In fact, the Institute noted that car crashes are the “leading cause of death among teenagers.” The latest statistics are that 5,000 teen drivers die each year in automobile accidents, and that the number is rising each year. According to the Associated Press, the National Highway Safety Association put it this way:

“The rate of crashes, fatal and nonfatal, per mile driven for 16-year-old drivers is almost 10 times the rate for drivers ages 30 to 59.” The association also noted that “many industrialized countries in Europe and elsewhere have a driving age of 17 or 18” and that “getting the highest of the high-risk drivers away from the wheel isn’t a bad idea.”

In the meantime, some national safety organizations are considering an appeal to lower the speed limit on the nation’s highways and roadways from 70 back to the 55 mph speed limit that was the rule for many years in America and other Western nations.
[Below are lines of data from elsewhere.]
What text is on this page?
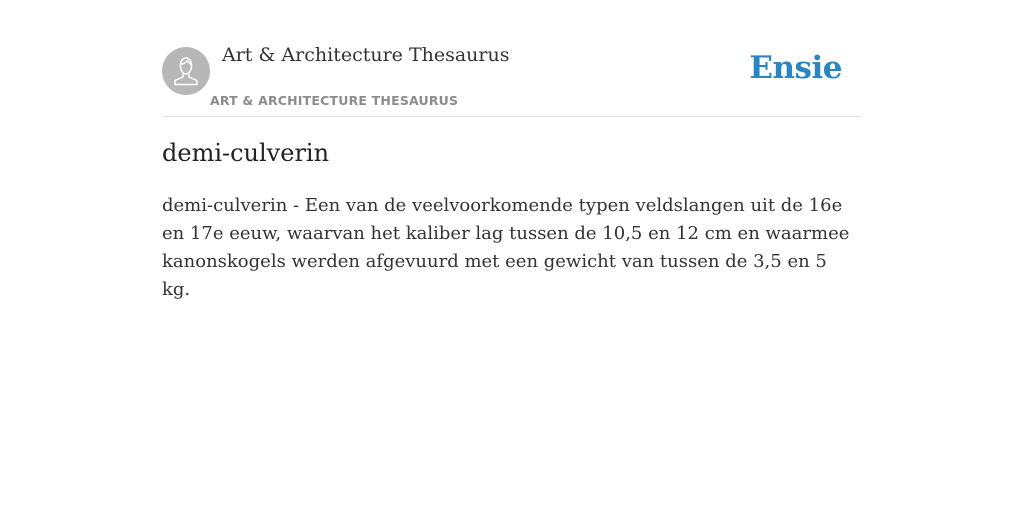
Art & Architecture Thesaurus
ART & ARCHITECTURE THESAURUS
Ensie
demi-culverin

demi-culverin - Een van de veelvoorkomende typen veldslangen uit de 16e en 17e eeuw, waarvan het kaliber lag tussen de 10,5 en 12 cm en waarmee kanonskogels werden afgevuurd met een gewicht van tussen de 3,5 en 5 kg.
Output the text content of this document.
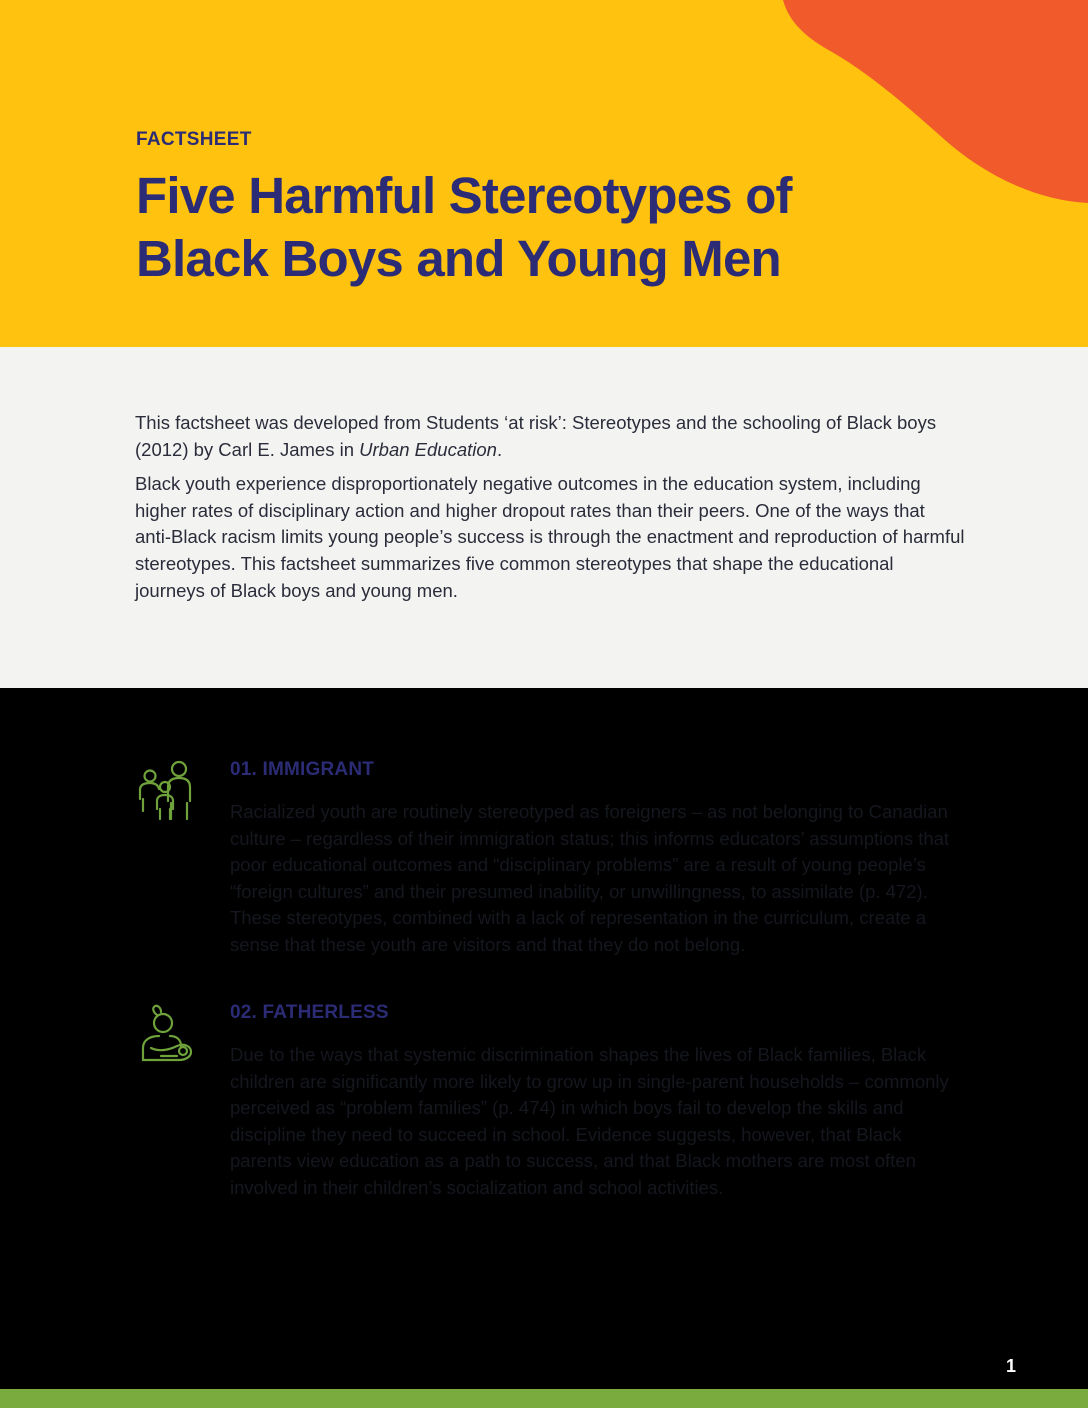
FACTSHEET
Five Harmful Stereotypes of Black Boys and Young Men

This factsheet was developed from Students ‘at risk’: Stereotypes and the schooling of Black boys (2012) by Carl E. James in Urban Education.

Black youth experience disproportionately negative outcomes in the education system, including higher rates of disciplinary action and higher dropout rates than their peers. One of the ways that anti-Black racism limits young people’s success is through the enactment and reproduction of harmful stereotypes. This factsheet summarizes five common stereotypes that shape the educational journeys of Black boys and young men.

01. IMMIGRANT

Racialized youth are routinely stereotyped as foreigners – as not belonging to Canadian culture – regardless of their immigration status; this informs educators’ assumptions that poor educational outcomes and “disciplinary problems” are a result of young people’s “foreign cultures” and their presumed inability, or unwillingness, to assimilate (p. 472). These stereotypes, combined with a lack of representation in the curriculum, create a sense that these youth are visitors and that they do not belong.

02. FATHERLESS

Due to the ways that systemic discrimination shapes the lives of Black families, Black children are significantly more likely to grow up in single-parent households – commonly perceived as “problem families” (p. 474) in which boys fail to develop the skills and discipline they need to succeed in school. Evidence suggests, however, that Black parents view education as a path to success, and that Black mothers are most often involved in their children’s socialization and school activities.

1
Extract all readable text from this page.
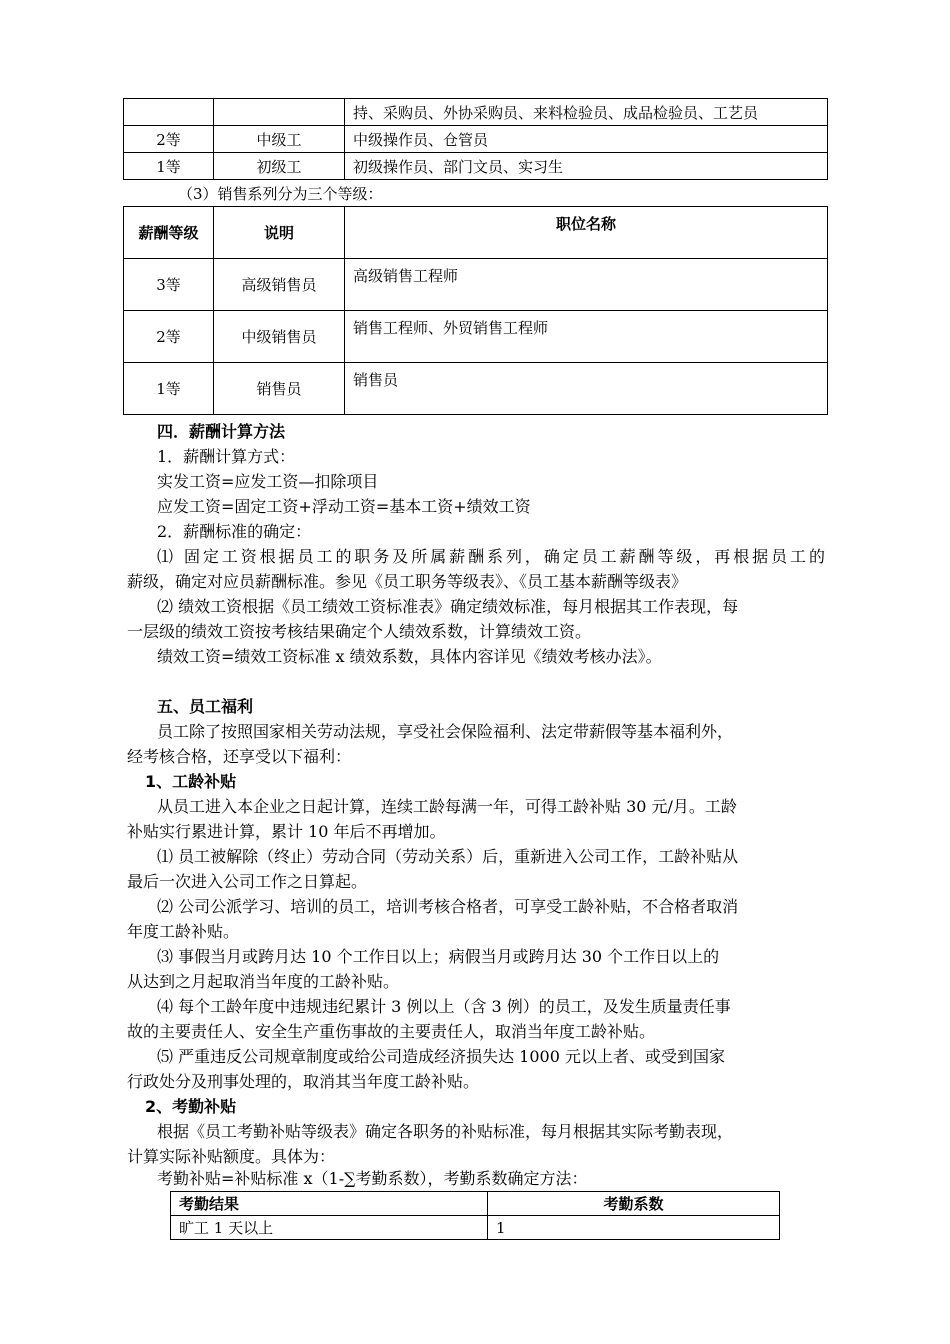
		持、采购员、外协采购员、来料检验员、成品检验员、工艺员
2等	中级工	中级操作员、仓管员
1等	初级工	初级操作员、部门文员、实习生
（3）销售系列分为三个等级：
薪酬等级	说明	职位名称
3等	高级销售员	高级销售工程师
2等	中级销售员	销售工程师、外贸销售工程师
1等	销售员	销售员
四．薪酬计算方法
1．薪酬计算方式：
实发工资=应发工资—扣除项目
应发工资=固定工资+浮动工资=基本工资+绩效工资
2．薪酬标准的确定：
⑴ 固定工资根据员工的职务及所属薪酬系列，确定员工薪酬等级，再根据员工的
薪级，确定对应员薪酬标准。参见《员工职务等级表》、《员工基本薪酬等级表》
⑵ 绩效工资根据《员工绩效工资标准表》确定绩效标准，每月根据其工作表现，每
一层级的绩效工资按考核结果确定个人绩效系数，计算绩效工资。
绩效工资=绩效工资标准 x 绩效系数，具体内容详见《绩效考核办法》。
五、员工福利
员工除了按照国家相关劳动法规，享受社会保险福利、法定带薪假等基本福利外，
经考核合格，还享受以下福利：
1、工龄补贴
从员工进入本企业之日起计算，连续工龄每满一年，可得工龄补贴 30 元/月。工龄
补贴实行累进计算，累计 10 年后不再增加。
⑴ 员工被解除（终止）劳动合同（劳动关系）后，重新进入公司工作，工龄补贴从
最后一次进入公司工作之日算起。
⑵ 公司公派学习、培训的员工，培训考核合格者，可享受工龄补贴，不合格者取消
年度工龄补贴。
⑶ 事假当月或跨月达 10 个工作日以上；病假当月或跨月达 30 个工作日以上的
从达到之月起取消当年度的工龄补贴。
⑷ 每个工龄年度中违规违纪累计 3 例以上（含 3 例）的员工，及发生质量责任事
故的主要责任人、安全生产重伤事故的主要责任人，取消当年度工龄补贴。
⑸ 严重违反公司规章制度或给公司造成经济损失达 1000 元以上者、或受到国家
行政处分及刑事处理的，取消其当年度工龄补贴。
2、考勤补贴
根据《员工考勤补贴等级表》确定各职务的补贴标准，每月根据其实际考勤表现，
计算实际补贴额度。具体为：
考勤补贴=补贴标准 x（1-∑考勤系数），考勤系数确定方法：
考勤结果	考勤系数
旷工 1 天以上	1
That appeal is designed mainly to cut down the enormous death and injury toll on U.S. roads.

I hope both proposals gain support across the nation, not only for reasons of saving lives and preventing injuries but for other important reasons. One is to cut down on the use of gasoline in order to call a halt to soaring prices, as well as to save the nation’s supply of oil and end our reliance on oil-rich foreign countries.

Another good reason to raise the driver’s license age from 16 to 18 is that it would help reduce the number of cars in this traffic-tangled nation. The youngster who turns 16 is inevitably attuned to the teen-ager’s dream of getting his own auto, as well as his legal right to drive it.

Every urban area in the U.S. would cheer the elimination of autos owned and driven by teen-agers aged 16 and 17 — teen-agers who would then ride public transit vehicles to school or wherever they have to go. The cities’ transit systems would benefit from the increased patronage if the drivers’ age limit would return to 18.

There you have it — thousands of lives saved, the price of oil and its supply enhanced, and relief at last from the daily traffic jams. Why would anyone object? Oh, yes, I have one more observation to make, one that should appeal to every American interested in a lasting peace.

These ideas, plus the Democratic Congress’ reversal of its decision to halt construction of oil refineries and nuclear-energy plants, would end our reliance on foreign oil — and remove any reason to get involved in wars in the Middle East and elsewhere. Need any more reasons?